Zdjęła buty i wskoczyła do lodowatego jeziora. Skrzywiła się z zimna i już miała się poddać. Nie potrafiła wytrzymać, ale zauważyła bruneta, który szedł w jej stronę. Posłała mu szeroki uśmiech, a on zapytał:
-Zimna?
-Nie, taka w sam raz – kłamała. – Możesz bez obaw wchodzić.
-Jak na taki słoneczny i ciepły dzień to wszystko może być możliwe – przyznał.

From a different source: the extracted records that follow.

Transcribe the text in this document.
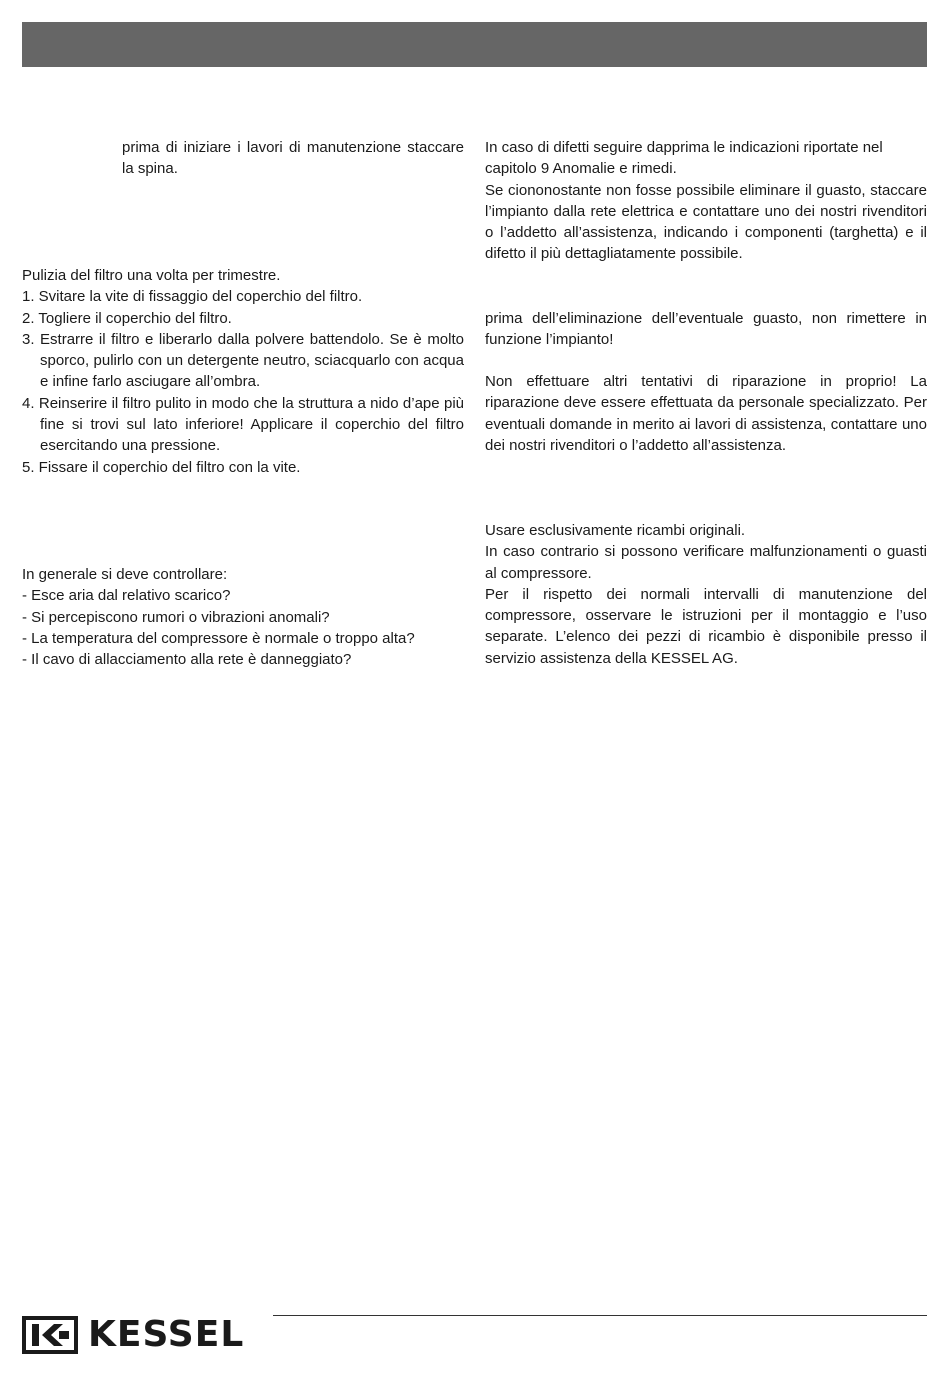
prima di iniziare i lavori di manutenzione staccare la spina.

Pulizia del filtro una volta per trimestre.

1. Svitare la vite di fissaggio del coperchio del filtro.

2. Togliere il coperchio del filtro.

3. Estrarre il filtro e liberarlo dalla polvere battendolo. Se è molto sporco, pulirlo con un detergente neutro, sciacquarlo con acqua e infine farlo asciugare all’ombra.

4. Reinserire il filtro pulito in modo che la struttura a nido d’ape più fine si trovi sul lato inferiore! Applicare il coperchio del filtro esercitando una pressione.

5. Fissare il coperchio del filtro con la vite.

In generale si deve controllare:

- Esce aria dal relativo scarico?

- Si percepiscono rumori o vibrazioni anomali?

- La temperatura del compressore è normale o troppo alta?

- Il cavo di allacciamento alla rete è danneggiato?

In caso di difetti seguire dapprima le indicazioni riportate nel capitolo 9 Anomalie e rimedi.

Se ciononostante non fosse possibile eliminare il guasto, staccare l’impianto dalla rete elettrica e contattare uno dei nostri rivenditori o l’addetto all’assistenza, indicando i componenti (targhetta) e il difetto il più dettagliatamente possibile.

prima dell’eliminazione dell’eventuale guasto, non rimettere in funzione l’impianto!

Non effettuare altri tentativi di riparazione in proprio! La riparazione deve essere effettuata da personale specializzato. Per eventuali domande in merito ai lavori di assistenza, contattare uno dei nostri rivenditori o l’addetto all’assistenza.

Usare esclusivamente ricambi originali.

In caso contrario si possono verificare malfunzionamenti o guasti al compressore.

Per il rispetto dei normali intervalli di manutenzione del compressore, osservare le istruzioni per il montaggio e l’uso separate. L’elenco dei pezzi di ricambio è disponibile presso il servizio assistenza della KESSEL AG.

KESSEL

-Wchodź śmiało – zaśmiała się pod nosem, żeby tego nie widział i odeszła parę metrów dalej, a każdy ruch wody odbijającej się od niej dawał większy chłód.

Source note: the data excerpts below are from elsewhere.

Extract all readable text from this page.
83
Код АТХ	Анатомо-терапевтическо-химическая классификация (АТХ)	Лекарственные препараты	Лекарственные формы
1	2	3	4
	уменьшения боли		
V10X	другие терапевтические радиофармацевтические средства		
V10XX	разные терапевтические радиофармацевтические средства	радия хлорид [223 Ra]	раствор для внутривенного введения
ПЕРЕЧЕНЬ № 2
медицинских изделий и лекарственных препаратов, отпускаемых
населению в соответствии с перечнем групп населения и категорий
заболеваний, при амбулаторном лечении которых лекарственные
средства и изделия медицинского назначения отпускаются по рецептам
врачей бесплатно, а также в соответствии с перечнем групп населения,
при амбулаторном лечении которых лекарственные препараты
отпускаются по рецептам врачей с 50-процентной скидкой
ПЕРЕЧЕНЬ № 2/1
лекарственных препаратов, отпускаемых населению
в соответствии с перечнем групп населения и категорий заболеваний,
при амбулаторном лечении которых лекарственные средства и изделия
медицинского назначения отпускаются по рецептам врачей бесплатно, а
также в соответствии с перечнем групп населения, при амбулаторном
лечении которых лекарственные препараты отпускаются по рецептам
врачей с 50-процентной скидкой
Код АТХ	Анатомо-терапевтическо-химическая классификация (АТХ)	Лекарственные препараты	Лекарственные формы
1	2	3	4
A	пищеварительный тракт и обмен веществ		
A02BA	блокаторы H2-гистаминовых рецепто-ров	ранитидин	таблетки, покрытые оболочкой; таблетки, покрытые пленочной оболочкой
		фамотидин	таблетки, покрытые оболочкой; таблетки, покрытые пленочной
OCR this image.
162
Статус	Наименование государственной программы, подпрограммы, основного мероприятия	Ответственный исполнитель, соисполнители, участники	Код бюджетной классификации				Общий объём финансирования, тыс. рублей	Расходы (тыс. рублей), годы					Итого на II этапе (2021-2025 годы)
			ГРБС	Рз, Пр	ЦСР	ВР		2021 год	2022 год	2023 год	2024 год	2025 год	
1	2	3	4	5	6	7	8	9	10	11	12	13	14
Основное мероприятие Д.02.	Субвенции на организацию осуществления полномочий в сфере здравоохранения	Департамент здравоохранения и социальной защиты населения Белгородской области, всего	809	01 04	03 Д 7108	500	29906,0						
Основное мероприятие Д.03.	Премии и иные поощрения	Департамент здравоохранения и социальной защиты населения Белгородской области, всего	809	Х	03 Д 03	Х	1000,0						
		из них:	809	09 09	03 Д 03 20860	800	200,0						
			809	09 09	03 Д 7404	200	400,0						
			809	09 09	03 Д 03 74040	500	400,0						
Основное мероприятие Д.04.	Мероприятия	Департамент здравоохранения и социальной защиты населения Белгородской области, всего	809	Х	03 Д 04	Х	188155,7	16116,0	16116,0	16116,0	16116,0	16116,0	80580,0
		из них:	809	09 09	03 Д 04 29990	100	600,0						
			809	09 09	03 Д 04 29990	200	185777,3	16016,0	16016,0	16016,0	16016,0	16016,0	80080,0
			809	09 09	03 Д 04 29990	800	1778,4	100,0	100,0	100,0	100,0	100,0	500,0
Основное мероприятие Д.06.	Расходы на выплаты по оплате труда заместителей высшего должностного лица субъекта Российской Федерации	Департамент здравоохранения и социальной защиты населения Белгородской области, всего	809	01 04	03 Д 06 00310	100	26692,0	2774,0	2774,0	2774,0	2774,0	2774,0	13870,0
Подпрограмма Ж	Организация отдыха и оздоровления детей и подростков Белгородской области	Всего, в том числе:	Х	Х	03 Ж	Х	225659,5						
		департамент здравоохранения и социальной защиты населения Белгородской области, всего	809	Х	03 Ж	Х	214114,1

 Chłopak poszedł w jej ślady i zaraz bez butów też był w wodzie, lecz nie było mu za wesoło.
-Okłamałaś mnie, ona jest lodowata – wysyczał.
-No wiem – przytaknęła. – Chciałam zobaczyć twoją minę – uśmiechnęła się. – Było warto.

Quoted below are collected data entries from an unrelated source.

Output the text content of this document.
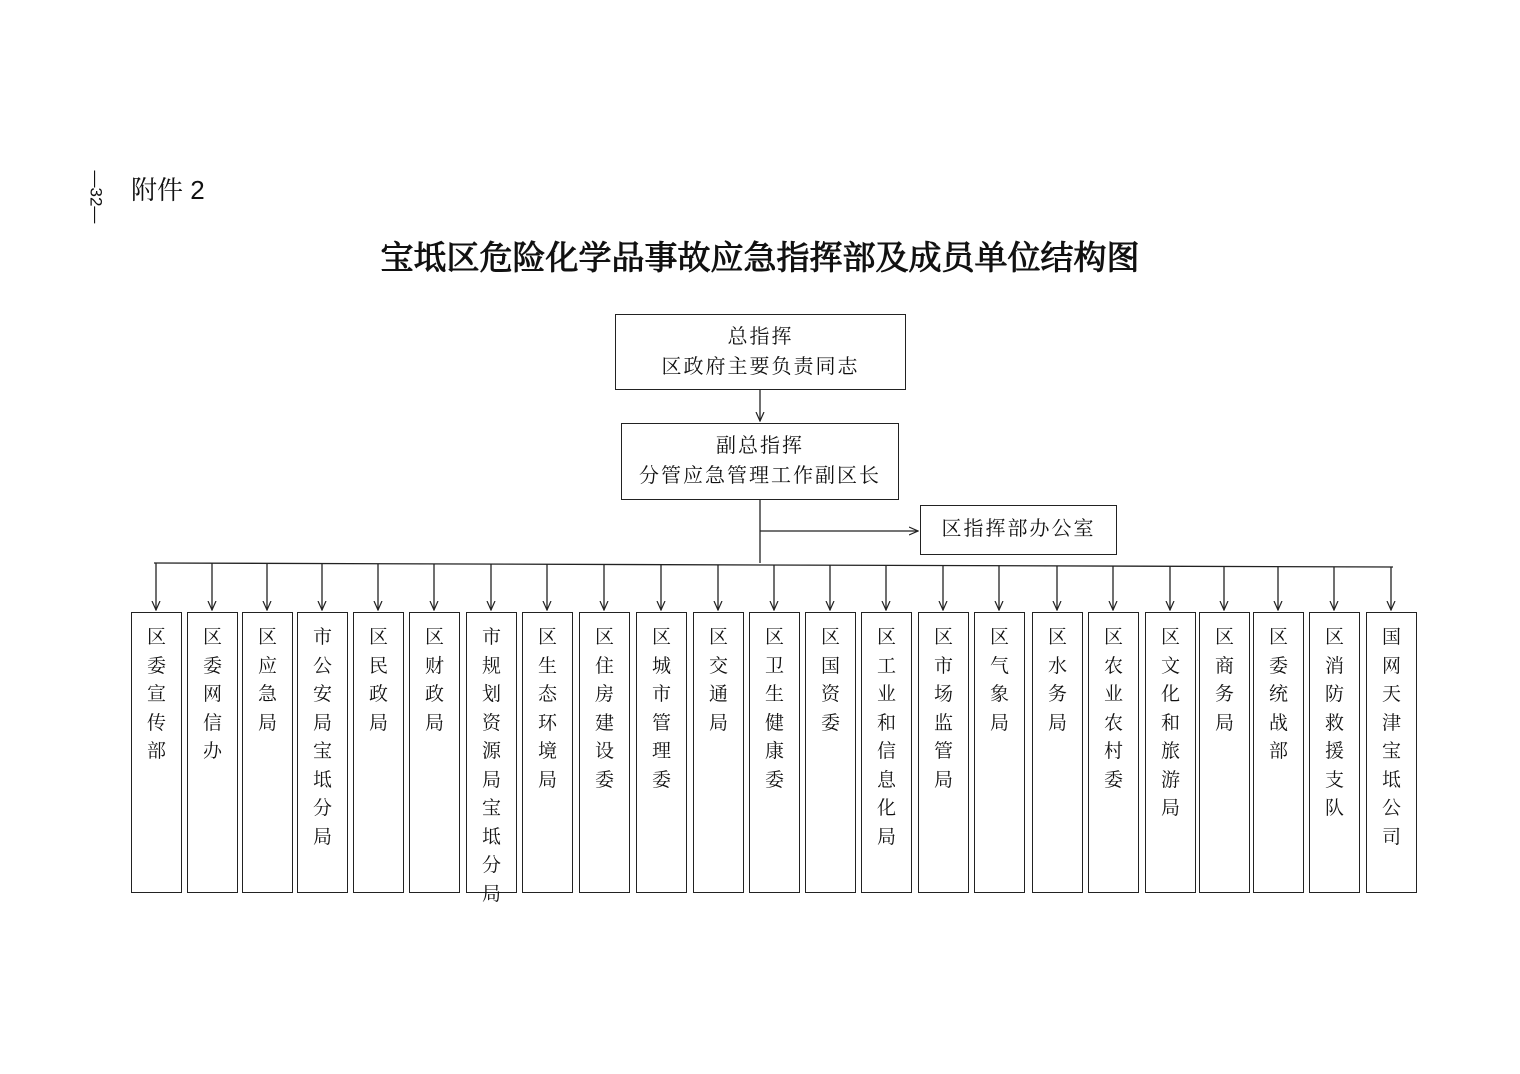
—32— 附件 2
宝坻区危险化学品事故应急指挥部及成员单位结构图
总指挥
区政府主要负责同志
副总指挥
分管应急管理工作副区长
区指挥部办公室
区委宣传部
区委网信办
区应急局
市公安局宝坻分局
区民政局
区财政局
市规划资源局宝坻分局
区生态环境局
区住房建设委
区城市管理委
区交通局
区卫生健康委
区国资委
区工业和信息化局
区市场监管局
区气象局
区水务局
区农业农村委
区文化和旅游局
区商务局
区委统战部
区消防救援支队
国网天津宝坻公司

-A ja chętnie zaraz zobaczę twoją – zanurkował pod wodą, a ona automatycznie zaczęła uciekać w stronę wodospadu. – I tak cię znajdę.
 Usłyszała to dopiero wtedy, gdy znalazła się za wodospadem. Te słowa były bardzo ciche przez wodę, która spływała z góry. Dziewczyna postanowiła sobie, że nie pokaże się Jamesowi i tutaj posiedzi. Kiedy płynęła całe błoto z niej spłynęło i teraz była jedynie mokra. Obejrzała się za siebie i w kamieniach ujrzała niewielkie wejście, więc ruszyła tam z ciekawości. Wchodząc do środka jej oczom ukazała się niewielka jaskinia oświetlona w niektórych miejscach promieniami słonecznymi, które wlatywały tu przez wolne miejsca między skałami. Usiadła w rogu i słuchała uderzeń wody o lśniące zwierciadło jeziora. W tym miejscu mogła odetchnąć, odpocząć. Myśli mogły w końcu się ułożyć i ta atmosfera odciągała napięcie, zabierała wszystko. Czuła się tutaj jak w raju pomysłów. Sytuacje z książek, które pisała przelatywały tak szybko dodawała większego natchnienia. Poczuła w swoim wnętrzu uczucie, które podpowiadała, że pomimo braku weny, tutaj w tym cudownym miejscu mogłaby bez trudu napisać paręnaście kartek, nawet gdyby załamanie, cierpienie i ból rządziłby jej ciałem. Krople wody odganiały przykrość, złość, zdenerwowanie, zestresowanie zastępując wszystko radością, spokojem, a nawet wewnętrznym oczyszczeniem w krótkim czasie.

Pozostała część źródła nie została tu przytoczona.